The Lizards routinely used air conditioning in Rizzaffi, not to cut the heat but to wring some of the water out of indoor air. That did them only so much good. Every other advertisement in the town seemed to extol a cream or a spray to get rid of skin fungi.

“You know what this place is?” Frank Coffey said after their first day of looking around.

“Tell me,” Sam said. “I’m all ears.”

“This is where athlete’s foot germs go to heaven after they die.”

“If you think I’ll argue with you, you’re nuts,” Sam said. It had never quite rained during the first day’s tour. But it had never quite not rained, either. It was always mist or drizzle or fog, the sky an ugly gray overhead.

Rizzaffi reminded him of a classic science-fiction story about the mad jungles of Venus, Stanley Weinbaum’s “Paradise Planet.” Venus wasn’t like that, of course, but Weinbaum hadn’t known it wasn’t. He’d died a few years before the Lizards came to Earth. He’d barely made it to thirty before cancer killed him. News of his death had hit Sam hard; they’d been close to the same age.

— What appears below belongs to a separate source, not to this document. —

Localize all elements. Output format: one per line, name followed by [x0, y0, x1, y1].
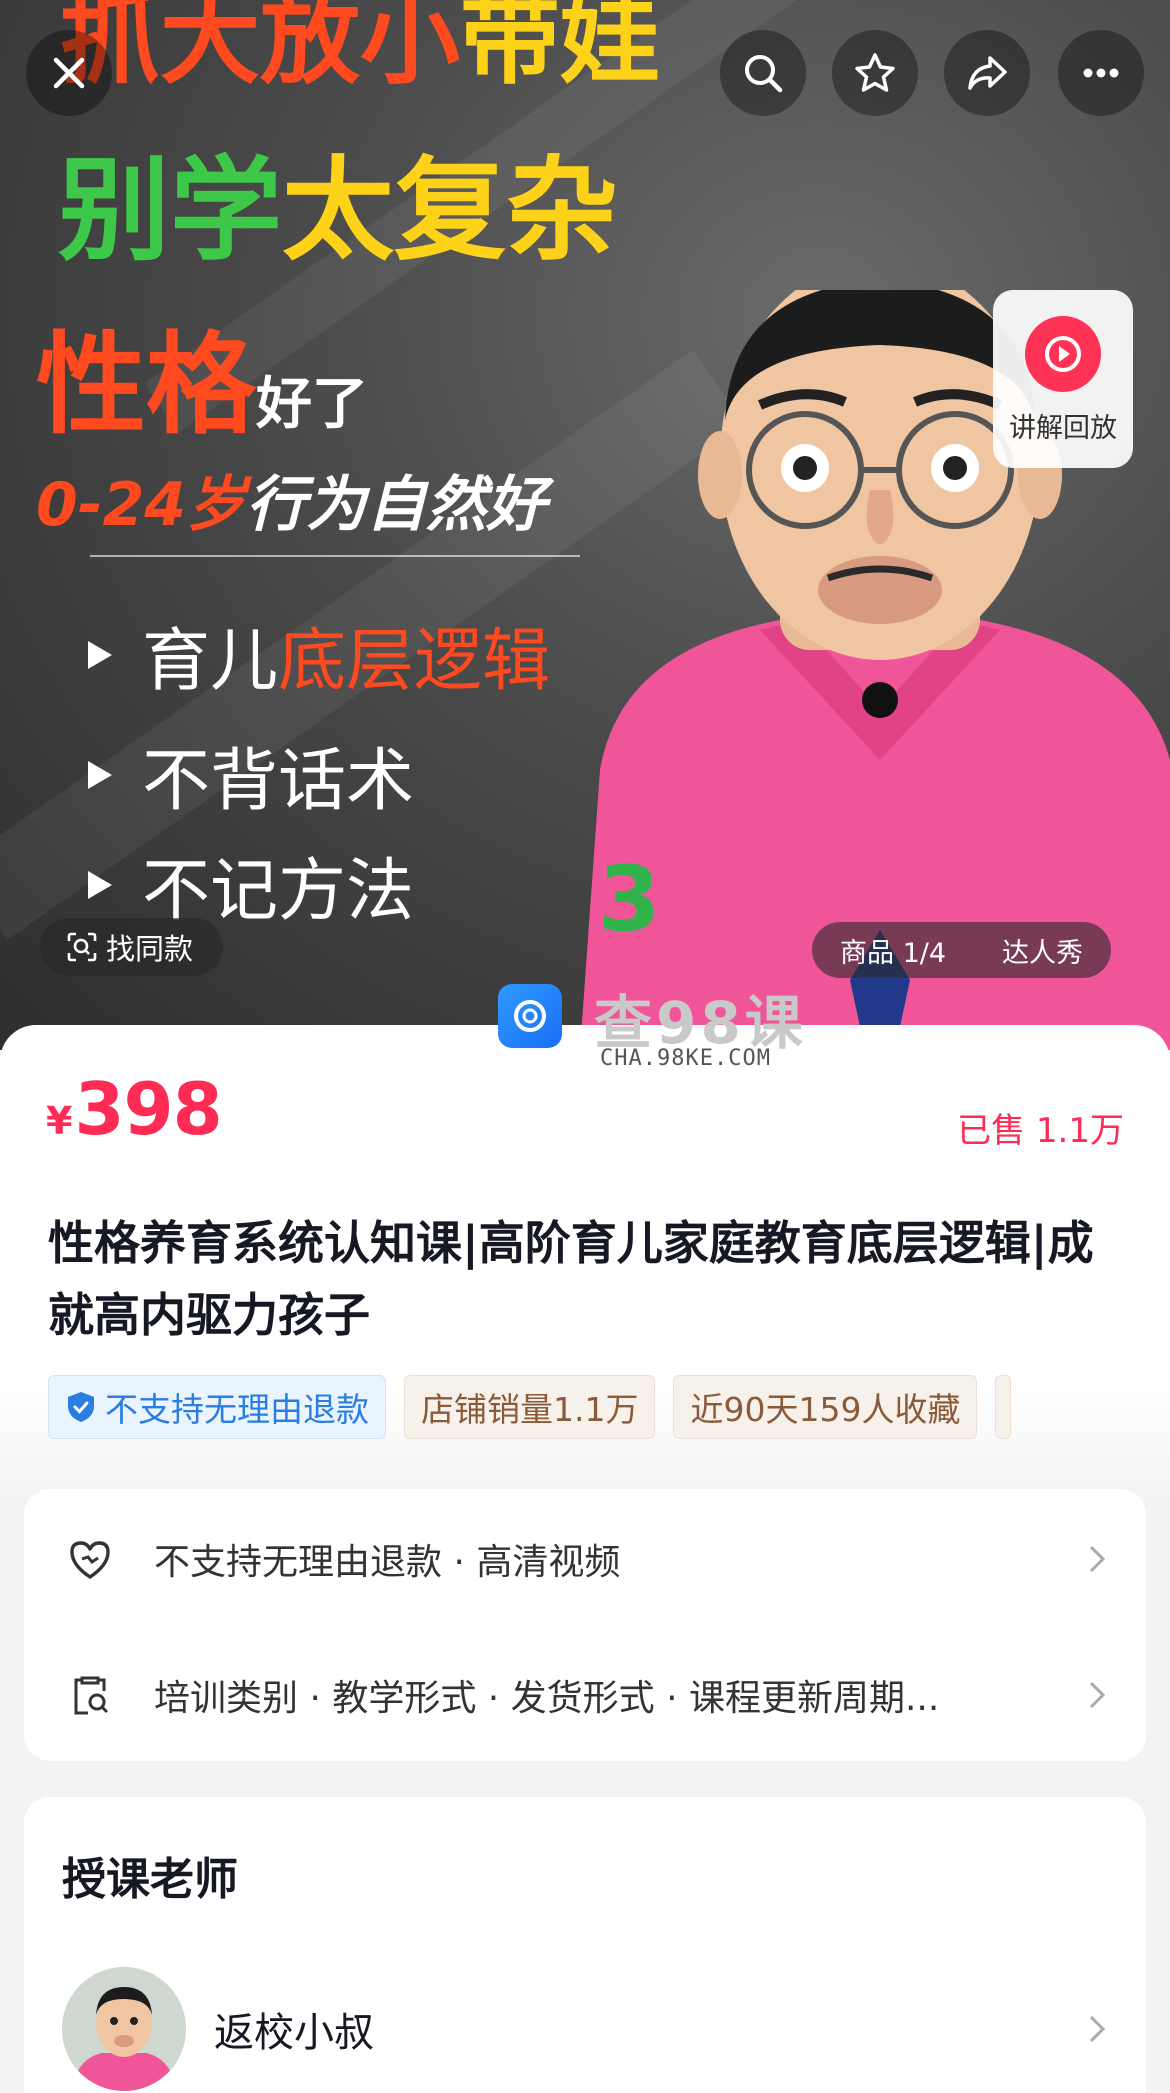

He thought about mentioning “Paradise Planet” to Coffey. After a moment, he thought again. The younger man hadn’t been born when the story came out. To Coffey, Venus had always been a world with too much atmosphere, a world with the greenhouse effect run wild, a world without a chance for life. He wouldn’t be able to see it as Weinbaum had imagined it when jungles there were not only possible but plausible. And that, to Sam, was a shame.

As he discovered the next day, even the plants in Rizzaffi’s parks were like none humanity had ever seen. The trees were low and shrubby, as they were most places on Home. They had leaves, or things that might as well have been leaves, growing directly from their branches rather than from separate twigs or stalks. But those leaves were of different color and shape from the local ones with which Sam was familiar. Stuff that looked something like grass and something like moss grew on the ground below the treeish things. An animal that resembled nothing so much as a softshell turtle with a red Joseph Stalin mustache jumped into a stream before Sam got as good a look at it as he wanted.